Yahoo!'s Jay Busbee wrote, "Fox News host Laura Ingraham invited New England Patriots tight end Benjamin Watson onto her show Monday night to discuss college football, and the conversation apparently didn’t go quite the way Ingraham intended."
"When it became clear Watson wasn’t agreeing with her stance, Ingraham began rolling her eyes and trying to cut him off with dismissive 'yeah's. She then shut down the interview, saying 'Duke would have not been thrilled with your not being there.' But that wasn’t the point of Hill’s article; a Duke or an Alabama will be fine without one elite-level athlete, but that same athlete could completely change the face of an HBCU program.
"Watson (currently serving a brief drug suspension) will return to the field in October against the Redskins, but he might not be returning to Ingraham’s show anytime soon."

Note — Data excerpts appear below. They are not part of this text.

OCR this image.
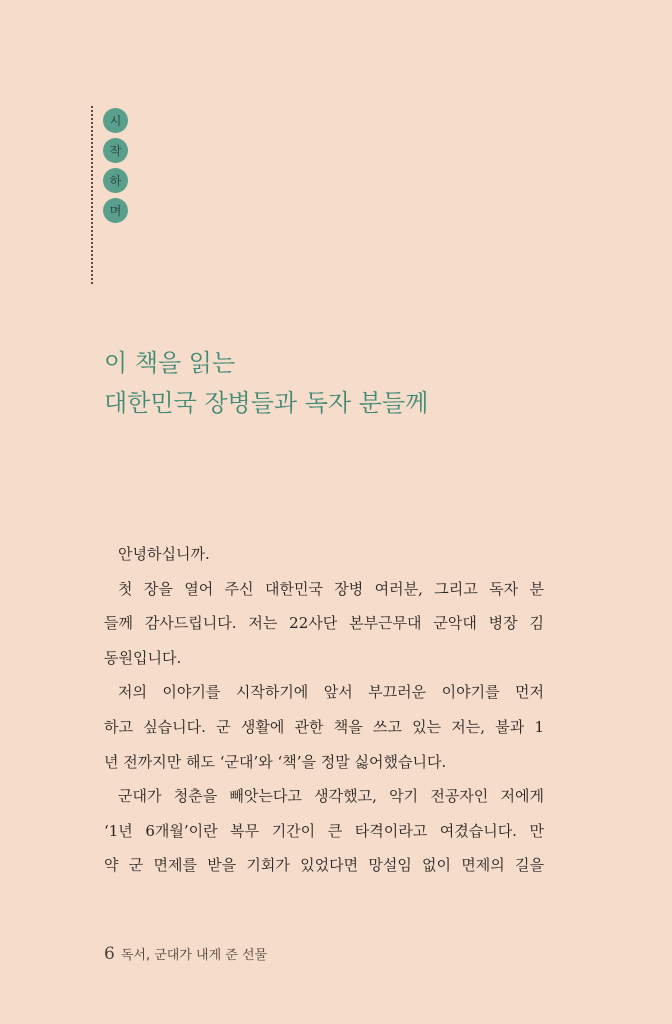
시
작
하
며
이 책을 읽는
대한민국 장병들과 독자 분들께
안녕하십니까.
첫 장을 열어 주신 대한민국 장병 여러분, 그리고 독자 분
들께 감사드립니다. 저는 22사단 본부근무대 군악대 병장 김
동원입니다.
저의 이야기를 시작하기에 앞서 부끄러운 이야기를 먼저
하고 싶습니다. 군 생활에 관한 책을 쓰고 있는 저는, 불과 1
년 전까지만 해도 ‘군대’와 ‘책’을 정말 싫어했습니다.
군대가 청춘을 빼앗는다고 생각했고, 악기 전공자인 저에게
‘1년 6개월’이란 복무 기간이 큰 타격이라고 여겼습니다. 만
약 군 면제를 받을 기회가 있었다면 망설임 없이 면제의 길을
6 독서, 군대가 내게 준 선물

Busbee said Watson had been invited onto the show "with the apparent expectation that Watson, who played for Duke and Georgia—the bluest of blue-chip schools—would dunk on Hill’s argument. Instead, Watson came out in support of Hill’s arguments ... ."
The Yahoo! writer also attacked Ingraham for telling LeBron James (then with the Cleveland Cavaliers) to just “shut up and dribble” after he criticized President Donald Trump. Watson then went on CNN and said Ingraham's remarks had "racial undertones." So it was public knowledge that he and Ingraham disagreed on the issues of race and athletes talking politics. Also, last year Watson appeared as a guest on The Ingraham Angle, and the two had a cordial discussion about the NFL's controversial social justice initiative. They peacefully disagreed, and he was invited back on again this week.
The Boston Globe's Nicole Yang, whose story was posted five hours after Busbee's story and followed the same anti-Ingraham agenda, wrote that as Watson disputed Ingraham's claim of segregation, she "proceeds to cut him off multiple times, roll her eyes, and end the segment."
Yang's story said Watson was making "great points" in the interview and praised him for being vocal about race relations throughout his NFL career.
Deadspin headlined its story on The Ingraham Angle by saying Watson "schooled" Ingraham. Writer Chris Thompson carried the same unoriginal narrative:
"It became clear almost immediately that Watson was expected to share Ingraham’s sneering contempt for Hill’s argument, and when he did not, Ingraham was reduced to blurting out middle-school-grade retorts and awkwardly shuffling Watson off camera. It ruled."